Time turns and comes to Chennai. Here lives Sakthi, an innocent and somewhat unlucky guy whose parents are no more and is ousted out of his job. His life takes a turn with a correspondence that he has five acres of land in his hometown in Tamil Nadu. He decides to sell that land and sets off to the village. In this process, he also meets Vaanathi, who is Singaraayar's daughter. However, much to Sakthi's bad luck, he happens to be the son of the man who killed Singaraayar's brother, and he ends up in their home itself. He takes advantage of a tradition of their house that not even one drop of blood should fall inside the house. Vaanathi falls for Sakthi in the meantime. He escapes in all the plans, much to Singaraayar's fury.

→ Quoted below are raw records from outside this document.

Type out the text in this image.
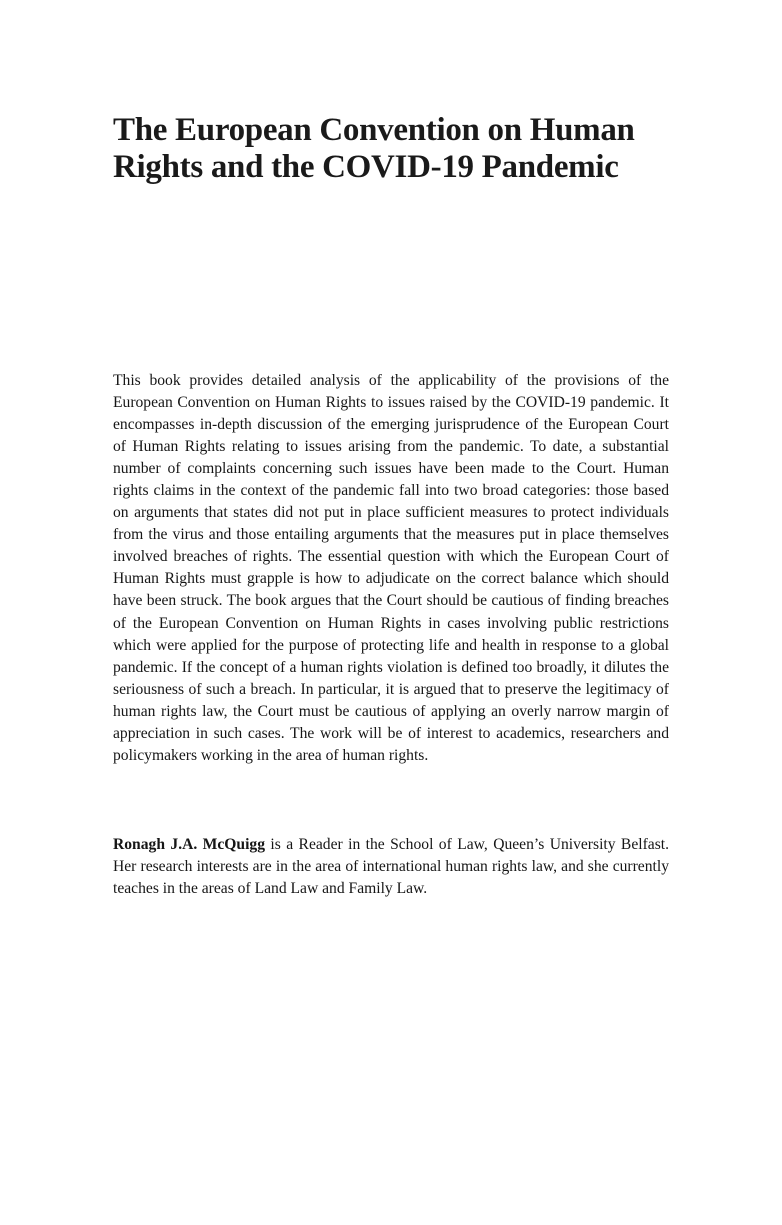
The European Convention on Human
Rights and the COVID-19 Pandemic

This book provides detailed analysis of the applicability of the provisions of the European Convention on Human Rights to issues raised by the COVID-19 pandemic. It encompasses in-depth discussion of the emerging jurisprudence of the European Court of Human Rights relating to issues arising from the pandemic. To date, a substantial number of complaints concerning such issues have been made to the Court. Human rights claims in the context of the pandemic fall into two broad categories: those based on arguments that states did not put in place sufficient measures to protect individuals from the virus and those entailing arguments that the measures put in place themselves involved breaches of rights. The essential question with which the European Court of Human Rights must grapple is how to adjudicate on the correct balance which should have been struck. The book argues that the Court should be cautious of finding breaches of the European Convention on Human Rights in cases involving public restrictions which were applied for the purpose of protecting life and health in response to a global pandemic. If the concept of a human rights violation is defined too broadly, it dilutes the seriousness of such a breach. In particular, it is argued that to preserve the legitimacy of human rights law, the Court must be cautious of applying an overly narrow margin of appreciation in such cases. The work will be of interest to academics, researchers and policymakers working in the area of human rights.

Ronagh J.A. McQuigg is a Reader in the School of Law, Queen’s University Belfast. Her research interests are in the area of international human rights law, and she currently teaches in the areas of Land Law and Family Law.
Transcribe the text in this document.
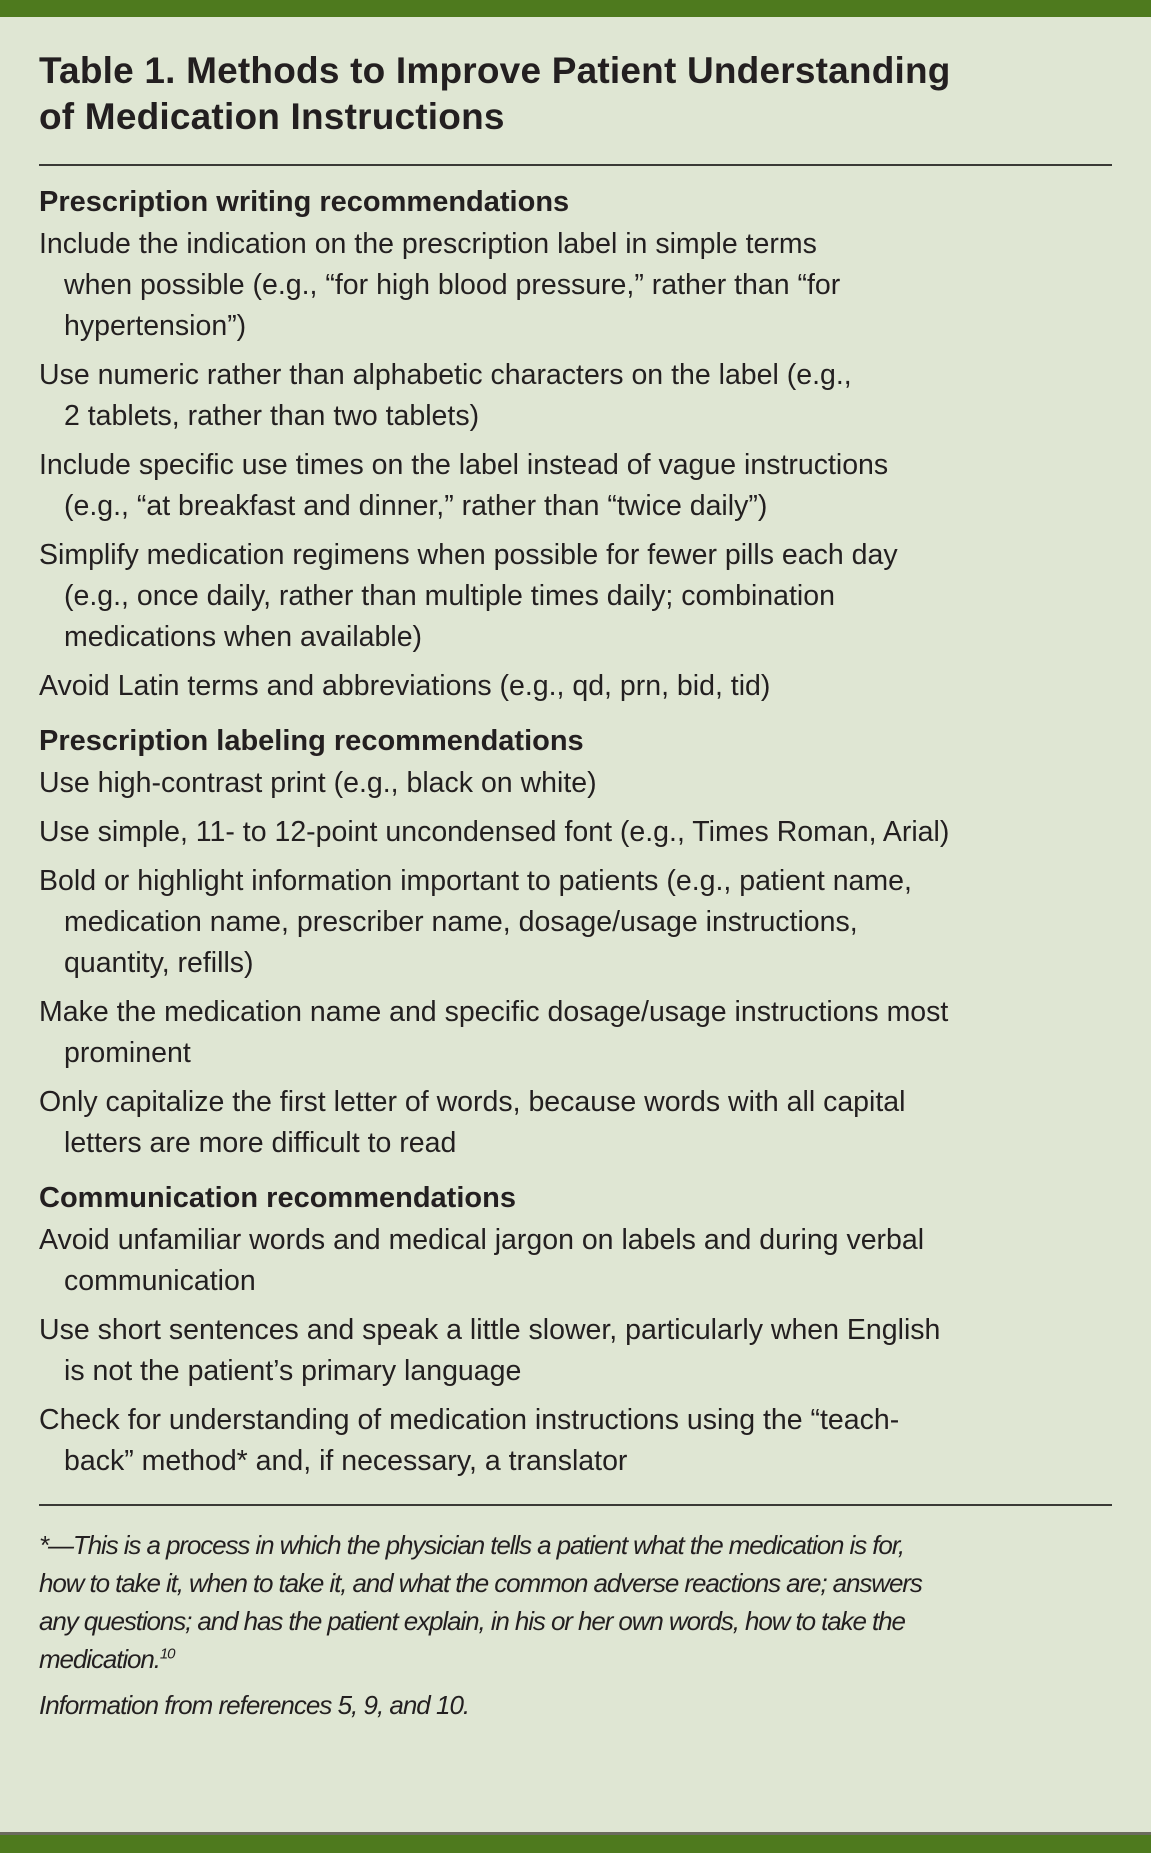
Table 1. Methods to Improve Patient Understanding
of Medication Instructions
Prescription writing recommendations
Include the indication on the prescription label in simple terms
when possible (e.g., “for high blood pressure,” rather than “for
hypertension”)
Use numeric rather than alphabetic characters on the label (e.g.,
2 tablets, rather than two tablets)
Include specific use times on the label instead of vague instructions
(e.g., “at breakfast and dinner,” rather than “twice daily”)
Simplify medication regimens when possible for fewer pills each day
(e.g., once daily, rather than multiple times daily; combination
medications when available)
Avoid Latin terms and abbreviations (e.g., qd, prn, bid, tid)
Prescription labeling recommendations
Use high-contrast print (e.g., black on white)
Use simple, 11- to 12-point uncondensed font (e.g., Times Roman, Arial)
Bold or highlight information important to patients (e.g., patient name,
medication name, prescriber name, dosage/usage instructions,
quantity, refills)
Make the medication name and specific dosage/usage instructions most
prominent
Only capitalize the first letter of words, because words with all capital
letters are more difficult to read
Communication recommendations
Avoid unfamiliar words and medical jargon on labels and during verbal
communication
Use short sentences and speak a little slower, particularly when English
is not the patient’s primary language
Check for understanding of medication instructions using the “teach-
back” method* and, if necessary, a translator
*—This is a process in which the physician tells a patient what the medication is for,
how to take it, when to take it, and what the common adverse reactions are; answers
any questions; and has the patient explain, in his or her own words, how to take the
medication.$^{10}$
Information from references 5, 9, and 10.
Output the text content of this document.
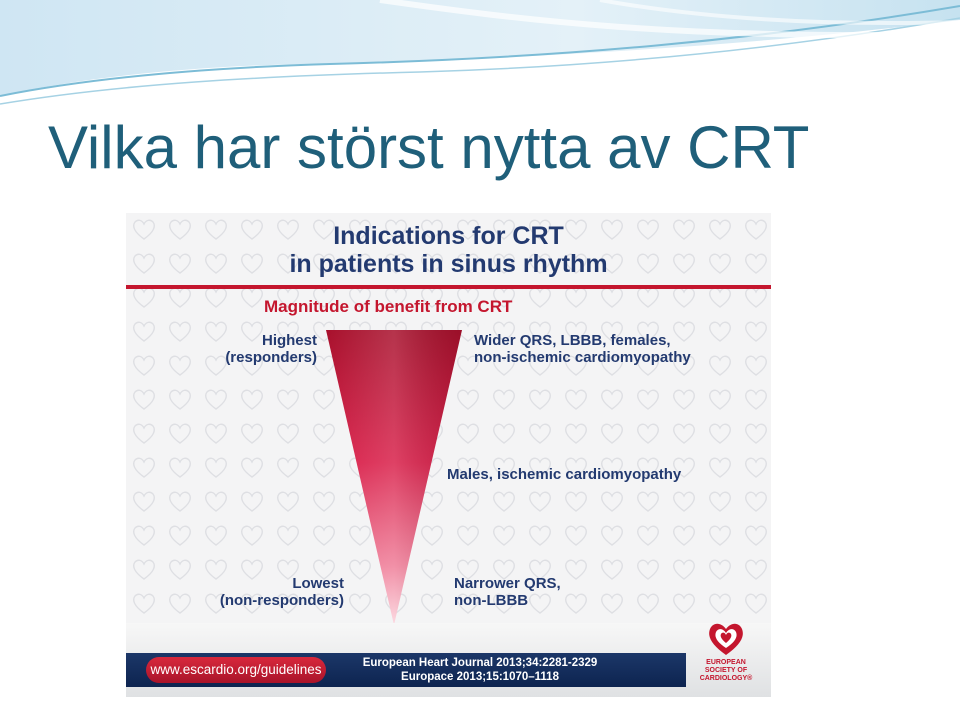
Vilka har störst nytta av CRT
Indications for CRT
in patients in sinus rhythm
Magnitude of benefit from CRT
Highest
(responders)
Wider QRS, LBBB, females,
non-ischemic cardiomyopathy
Males, ischemic cardiomyopathy
Lowest
(non-responders)
Narrower QRS,
non-LBBB
www.escardio.org/guidelines	European Heart Journal 2013;34:2281-2329
Europace 2013;15:1070–1118
EUROPEAN
SOCIETY OF
CARDIOLOGY®
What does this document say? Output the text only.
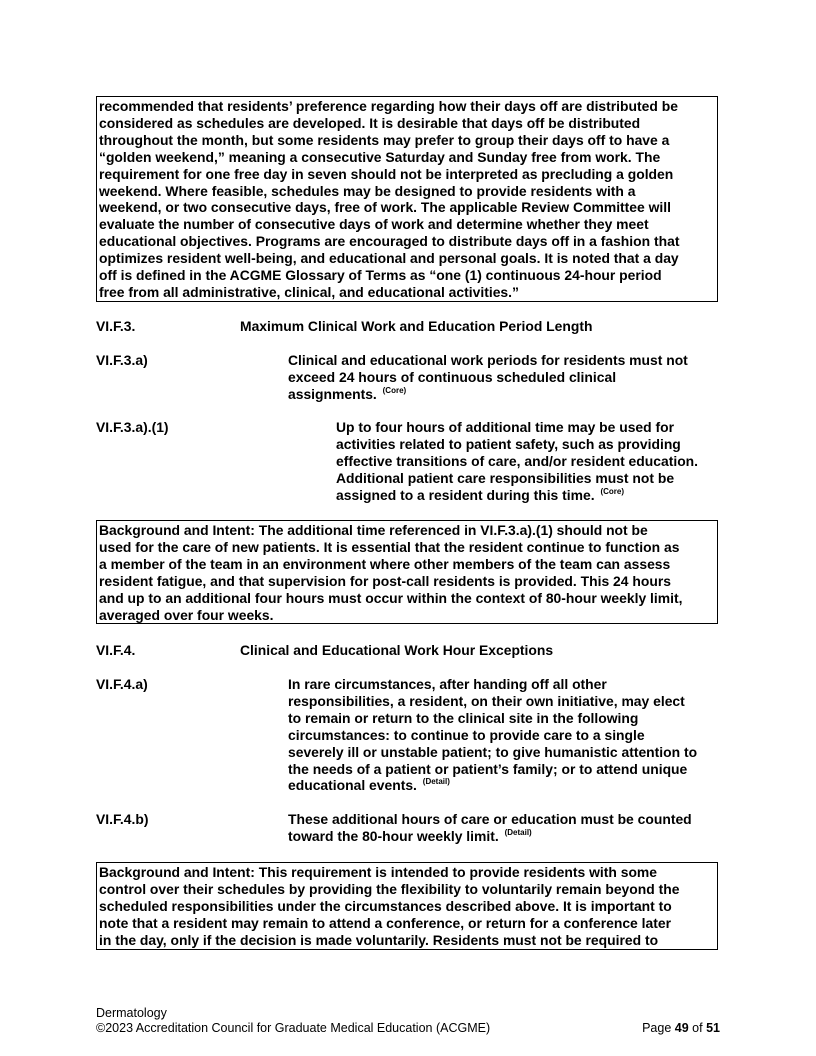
recommended that residents’ preference regarding how their days off are distributed be
considered as schedules are developed. It is desirable that days off be distributed
throughout the month, but some residents may prefer to group their days off to have a
“golden weekend,” meaning a consecutive Saturday and Sunday free from work. The
requirement for one free day in seven should not be interpreted as precluding a golden
weekend. Where feasible, schedules may be designed to provide residents with a
weekend, or two consecutive days, free of work. The applicable Review Committee will
evaluate the number of consecutive days of work and determine whether they meet
educational objectives. Programs are encouraged to distribute days off in a fashion that
optimizes resident well-being, and educational and personal goals. It is noted that a day
off is defined in the ACGME Glossary of Terms as “one (1) continuous 24-hour period
free from all administrative, clinical, and educational activities.”
VI.F.3.	Maximum Clinical Work and Education Period Length
VI.F.3.a)	Clinical and educational work periods for residents must not
exceed 24 hours of continuous scheduled clinical
assignments. $^{(Core)}$
VI.F.3.a).(1)	Up to four hours of additional time may be used for
activities related to patient safety, such as providing
effective transitions of care, and/or resident education.
Additional patient care responsibilities must not be
assigned to a resident during this time. $^{(Core)}$
Background and Intent: The additional time referenced in VI.F.3.a).(1) should not be
used for the care of new patients. It is essential that the resident continue to function as
a member of the team in an environment where other members of the team can assess
resident fatigue, and that supervision for post-call residents is provided. This 24 hours
and up to an additional four hours must occur within the context of 80-hour weekly limit,
averaged over four weeks.
VI.F.4.	Clinical and Educational Work Hour Exceptions
VI.F.4.a)	In rare circumstances, after handing off all other
responsibilities, a resident, on their own initiative, may elect
to remain or return to the clinical site in the following
circumstances: to continue to provide care to a single
severely ill or unstable patient; to give humanistic attention to
the needs of a patient or patient’s family; or to attend unique
educational events. $^{(Detail)}$
VI.F.4.b)	These additional hours of care or education must be counted
toward the 80-hour weekly limit. $^{(Detail)}$
Background and Intent: This requirement is intended to provide residents with some
control over their schedules by providing the flexibility to voluntarily remain beyond the
scheduled responsibilities under the circumstances described above. It is important to
note that a resident may remain to attend a conference, or return for a conference later
in the day, only if the decision is made voluntarily. Residents must not be required to
Dermatology
©2023 Accreditation Council for Graduate Medical Education (ACGME)	Page 49 of 51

Soon the story takes a twist, when Vaanathi, not knowing that Shakthi is the son of Rathnavel, the man who killed her father's brother, falls for Shakthi. Her cousin Raja learns of this and refuses to marry Vaanathi, though Shakthi had convinced him earlier in order to prolong Singaraayar's plan. Singaraayar had moved the engagement to the temple so that Sakthi cannot prolong the plan to kill him any longer. When Raja tells Singaraayar about Vaanathi's love, he slaps Raja, and in the engagement, Dharma carries a basket that he thinks Shakthi is hiding in, away from the temple to kill him.

It is then revealed that Shakthi is still in Singaraayar's mansion. He then runs away from the house, only to be chased by Singaraayar's men, but Shakthi narrowly escapes from his death and is saved by Vaanathi. When he crosses a bridge which is located at a high place, he refuses to let Vaanathi come with him, and now, Vaanathi discovers the truth and is heartbroken. Soon, Singaraayar and his men arrive to kill Shakthi, who somehow escapes. Suddenly, Vaanathi tells her father that she was the one who loved Shakthi. Shakthi has a change of heart and decides to go back to Singaraayar to express his feelings to Vaanathi. Singaraayar orders his men to beat Shakthi. First, an angry Dharma punches Shakthi, and that is followed by three blows. Shakthi then hits a rod and loses consciousness and his breath, bleeding badly, as well. Vaanathi cannot bear this and jumps into the river. Shakthi saves Vaanathi while the family had just watched in shock. Singaraayar and his sons are stunned and realize they must end the feud. In the end, Shakthi marries Vaanathi.

==Production==
The rights of S. S. Rajamouli's 2010 Telugu film Maryada Ramanna were sold to Prasad V Potluri for 35 lakh rupees. In October 2012, the production team announced that Santhanam would play the lead role in the venture, while R. Kannan would direct the film. Kannan subsequently opted out of the film, noting that he was unhappy on the first-copy production agreement which had been put in place, and was replaced by comedian Srinath, who had previously directed Muthirai (2009).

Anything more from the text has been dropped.